Overview
This project was delivered as a freelance engagement (~30 hours total) to modernize the data architecture and address critical issues from manual pipeline runs and on-premises infrastructure.
The problem
Processing relied on Python scripts executed manually, backed by a local PostgreSQL database. That setup had several limitations:
⚠️ No automation or orchestration for pipelines.
⚠️ High operational risk from manual execution.
⚠️ Limited scalability and maintainability.
⚠️ No centralized, reliable cloud environment.
⚠️ Weak handling of credentials and sensitive variables.
⚠️ Limited traceability and monitoring of runs.
The solution
The architecture was modernized with a cloud migration and orchestrated pipelines:
-
Database migration
- Move from local PostgreSQL to Cloud SQL (PostgreSQL 14) on GCP
- Higher availability, scalability, and reliability
-
Orchestration with Airflow (Cloud Composer)
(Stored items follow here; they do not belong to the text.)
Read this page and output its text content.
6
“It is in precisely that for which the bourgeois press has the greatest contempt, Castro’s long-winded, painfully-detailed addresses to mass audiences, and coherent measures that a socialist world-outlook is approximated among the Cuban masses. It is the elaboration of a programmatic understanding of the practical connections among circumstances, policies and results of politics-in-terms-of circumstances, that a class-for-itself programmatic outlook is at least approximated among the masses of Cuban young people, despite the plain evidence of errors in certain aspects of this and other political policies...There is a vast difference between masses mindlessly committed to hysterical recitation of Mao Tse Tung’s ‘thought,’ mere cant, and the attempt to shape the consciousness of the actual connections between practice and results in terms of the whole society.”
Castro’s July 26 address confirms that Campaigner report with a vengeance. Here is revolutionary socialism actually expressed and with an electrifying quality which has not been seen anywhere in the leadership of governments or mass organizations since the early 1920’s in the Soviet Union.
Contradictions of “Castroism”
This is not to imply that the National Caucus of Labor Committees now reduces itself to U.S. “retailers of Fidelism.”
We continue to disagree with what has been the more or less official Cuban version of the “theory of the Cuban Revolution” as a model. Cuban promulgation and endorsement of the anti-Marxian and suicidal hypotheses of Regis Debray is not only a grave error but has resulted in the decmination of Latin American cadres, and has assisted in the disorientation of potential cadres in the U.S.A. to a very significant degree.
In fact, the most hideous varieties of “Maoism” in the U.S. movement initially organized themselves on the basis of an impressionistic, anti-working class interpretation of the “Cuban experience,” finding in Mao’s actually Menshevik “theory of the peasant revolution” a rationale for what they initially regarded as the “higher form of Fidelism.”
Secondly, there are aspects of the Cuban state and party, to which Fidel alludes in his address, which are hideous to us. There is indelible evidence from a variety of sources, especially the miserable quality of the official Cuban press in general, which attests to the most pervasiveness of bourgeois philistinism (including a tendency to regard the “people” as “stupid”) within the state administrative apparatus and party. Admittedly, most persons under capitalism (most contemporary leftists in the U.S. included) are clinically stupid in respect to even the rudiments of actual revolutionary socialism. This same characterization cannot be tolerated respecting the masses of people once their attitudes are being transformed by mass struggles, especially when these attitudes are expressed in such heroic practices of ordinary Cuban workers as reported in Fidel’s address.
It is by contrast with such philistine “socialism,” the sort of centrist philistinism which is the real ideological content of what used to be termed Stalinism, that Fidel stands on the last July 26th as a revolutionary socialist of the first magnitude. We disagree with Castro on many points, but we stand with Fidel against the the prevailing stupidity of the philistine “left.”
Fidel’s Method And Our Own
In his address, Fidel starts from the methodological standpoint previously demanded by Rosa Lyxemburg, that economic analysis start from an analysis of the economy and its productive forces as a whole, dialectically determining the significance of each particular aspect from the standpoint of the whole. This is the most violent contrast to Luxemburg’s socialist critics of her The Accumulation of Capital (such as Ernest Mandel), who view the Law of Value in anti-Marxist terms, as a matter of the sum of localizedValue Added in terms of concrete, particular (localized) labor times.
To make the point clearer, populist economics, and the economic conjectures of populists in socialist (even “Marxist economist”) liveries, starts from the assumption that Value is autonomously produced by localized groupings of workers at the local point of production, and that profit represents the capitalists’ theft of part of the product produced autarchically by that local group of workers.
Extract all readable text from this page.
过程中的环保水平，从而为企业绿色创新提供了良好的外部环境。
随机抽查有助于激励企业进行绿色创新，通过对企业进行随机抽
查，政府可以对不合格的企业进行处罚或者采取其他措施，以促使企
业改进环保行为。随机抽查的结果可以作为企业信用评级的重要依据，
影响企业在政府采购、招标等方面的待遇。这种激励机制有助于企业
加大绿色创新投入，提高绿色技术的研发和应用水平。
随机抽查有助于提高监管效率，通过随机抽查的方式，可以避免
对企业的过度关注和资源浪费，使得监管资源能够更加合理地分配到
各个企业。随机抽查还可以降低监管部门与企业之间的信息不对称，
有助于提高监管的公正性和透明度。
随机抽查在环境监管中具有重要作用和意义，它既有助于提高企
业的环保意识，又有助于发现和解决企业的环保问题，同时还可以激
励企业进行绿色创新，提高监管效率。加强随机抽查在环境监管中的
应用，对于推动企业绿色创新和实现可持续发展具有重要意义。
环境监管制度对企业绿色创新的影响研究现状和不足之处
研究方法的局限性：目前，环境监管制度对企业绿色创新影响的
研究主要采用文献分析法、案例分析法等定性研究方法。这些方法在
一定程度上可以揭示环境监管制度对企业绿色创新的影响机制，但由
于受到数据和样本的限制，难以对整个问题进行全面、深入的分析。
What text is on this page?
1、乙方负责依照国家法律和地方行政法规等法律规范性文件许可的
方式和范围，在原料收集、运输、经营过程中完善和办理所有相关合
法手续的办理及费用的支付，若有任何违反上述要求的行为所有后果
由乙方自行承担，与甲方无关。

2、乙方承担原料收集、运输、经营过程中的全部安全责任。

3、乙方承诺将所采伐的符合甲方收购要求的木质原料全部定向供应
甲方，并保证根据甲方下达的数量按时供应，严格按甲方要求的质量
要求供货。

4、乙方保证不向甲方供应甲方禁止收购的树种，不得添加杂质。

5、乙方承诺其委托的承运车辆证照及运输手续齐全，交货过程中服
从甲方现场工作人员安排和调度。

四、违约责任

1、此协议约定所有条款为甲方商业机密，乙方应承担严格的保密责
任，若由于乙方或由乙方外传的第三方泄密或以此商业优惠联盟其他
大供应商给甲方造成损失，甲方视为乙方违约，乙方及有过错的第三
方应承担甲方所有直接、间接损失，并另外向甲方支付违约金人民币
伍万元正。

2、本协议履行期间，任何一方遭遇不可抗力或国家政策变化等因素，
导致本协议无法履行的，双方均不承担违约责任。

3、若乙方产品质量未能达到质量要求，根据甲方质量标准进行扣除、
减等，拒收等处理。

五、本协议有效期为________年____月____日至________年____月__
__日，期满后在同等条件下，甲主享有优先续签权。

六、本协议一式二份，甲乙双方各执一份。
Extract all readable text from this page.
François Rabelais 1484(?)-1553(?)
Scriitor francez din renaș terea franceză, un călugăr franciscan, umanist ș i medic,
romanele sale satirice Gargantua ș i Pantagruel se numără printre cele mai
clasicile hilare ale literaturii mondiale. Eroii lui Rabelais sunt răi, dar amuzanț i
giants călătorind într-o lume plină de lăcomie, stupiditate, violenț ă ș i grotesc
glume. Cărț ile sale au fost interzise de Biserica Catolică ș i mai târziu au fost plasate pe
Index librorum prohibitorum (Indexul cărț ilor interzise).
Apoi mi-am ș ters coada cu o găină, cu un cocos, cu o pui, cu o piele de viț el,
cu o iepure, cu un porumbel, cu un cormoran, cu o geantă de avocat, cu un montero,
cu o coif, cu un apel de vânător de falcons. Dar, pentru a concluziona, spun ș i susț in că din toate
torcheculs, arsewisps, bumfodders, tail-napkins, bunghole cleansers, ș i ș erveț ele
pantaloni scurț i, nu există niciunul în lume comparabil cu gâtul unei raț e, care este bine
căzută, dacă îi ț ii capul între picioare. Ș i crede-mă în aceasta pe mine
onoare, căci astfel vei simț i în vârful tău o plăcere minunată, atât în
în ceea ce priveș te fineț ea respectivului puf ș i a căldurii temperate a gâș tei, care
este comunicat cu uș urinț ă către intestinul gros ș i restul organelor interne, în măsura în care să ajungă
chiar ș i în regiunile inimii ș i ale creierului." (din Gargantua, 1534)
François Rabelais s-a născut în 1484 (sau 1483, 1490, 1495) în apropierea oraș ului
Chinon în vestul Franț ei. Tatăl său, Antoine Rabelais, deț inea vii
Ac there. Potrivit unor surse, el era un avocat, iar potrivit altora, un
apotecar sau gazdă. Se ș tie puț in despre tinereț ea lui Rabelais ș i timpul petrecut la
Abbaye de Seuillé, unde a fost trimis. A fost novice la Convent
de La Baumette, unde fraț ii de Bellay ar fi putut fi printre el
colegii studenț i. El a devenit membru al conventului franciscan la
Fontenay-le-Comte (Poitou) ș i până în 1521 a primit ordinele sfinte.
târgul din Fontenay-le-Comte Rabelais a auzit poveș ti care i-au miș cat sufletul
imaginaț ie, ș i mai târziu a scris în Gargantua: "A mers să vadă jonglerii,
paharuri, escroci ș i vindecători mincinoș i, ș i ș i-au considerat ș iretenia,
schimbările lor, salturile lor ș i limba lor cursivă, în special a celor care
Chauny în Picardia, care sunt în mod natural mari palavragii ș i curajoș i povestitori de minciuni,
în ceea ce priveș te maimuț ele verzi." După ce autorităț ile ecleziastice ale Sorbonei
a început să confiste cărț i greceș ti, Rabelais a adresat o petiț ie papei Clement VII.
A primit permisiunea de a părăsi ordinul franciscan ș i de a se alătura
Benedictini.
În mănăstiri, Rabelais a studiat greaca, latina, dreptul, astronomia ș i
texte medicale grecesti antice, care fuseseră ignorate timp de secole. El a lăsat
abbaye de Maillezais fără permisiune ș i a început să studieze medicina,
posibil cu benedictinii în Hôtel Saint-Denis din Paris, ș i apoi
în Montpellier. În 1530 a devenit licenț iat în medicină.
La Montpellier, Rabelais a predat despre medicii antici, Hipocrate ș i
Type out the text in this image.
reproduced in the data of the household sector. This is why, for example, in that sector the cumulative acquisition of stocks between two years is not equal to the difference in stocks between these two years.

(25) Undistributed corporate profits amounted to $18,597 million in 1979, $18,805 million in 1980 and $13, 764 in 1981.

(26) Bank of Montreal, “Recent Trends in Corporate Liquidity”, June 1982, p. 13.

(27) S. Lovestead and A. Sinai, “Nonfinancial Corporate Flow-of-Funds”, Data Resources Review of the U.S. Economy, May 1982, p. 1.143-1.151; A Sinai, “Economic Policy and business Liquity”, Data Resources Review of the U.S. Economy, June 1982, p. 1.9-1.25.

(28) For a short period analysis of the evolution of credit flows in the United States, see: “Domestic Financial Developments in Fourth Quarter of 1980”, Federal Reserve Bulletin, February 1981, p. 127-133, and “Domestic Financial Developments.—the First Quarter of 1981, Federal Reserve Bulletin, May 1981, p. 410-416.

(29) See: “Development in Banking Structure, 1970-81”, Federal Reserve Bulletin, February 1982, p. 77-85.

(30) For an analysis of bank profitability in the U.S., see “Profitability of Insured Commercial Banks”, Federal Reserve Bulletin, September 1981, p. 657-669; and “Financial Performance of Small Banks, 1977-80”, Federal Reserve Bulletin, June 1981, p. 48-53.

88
- DAGs to automate pipelines
- Daily, weekly, and monthly schedules
- Robust, reusable workflows
-
SFTP integration
- Ingestion over SFTP
- End-to-end automation of collection and loading
-
Secrets and sensitive variables
- GCP-native secret storage integrated with DAGs
-
Standards and governance
- Code and pipelines aligned to best practices
- Better observability and traceability
Results
- 100% automated runs, removing manual steps.
- Stronger security for credential management.
- Scalable, reliable infrastructure on GCP.
- Fewer operational errors and less rework.
- Better visibility via Airflow.
- More consistent, predictable ingestion.
- A solid foundation for future platform evolution.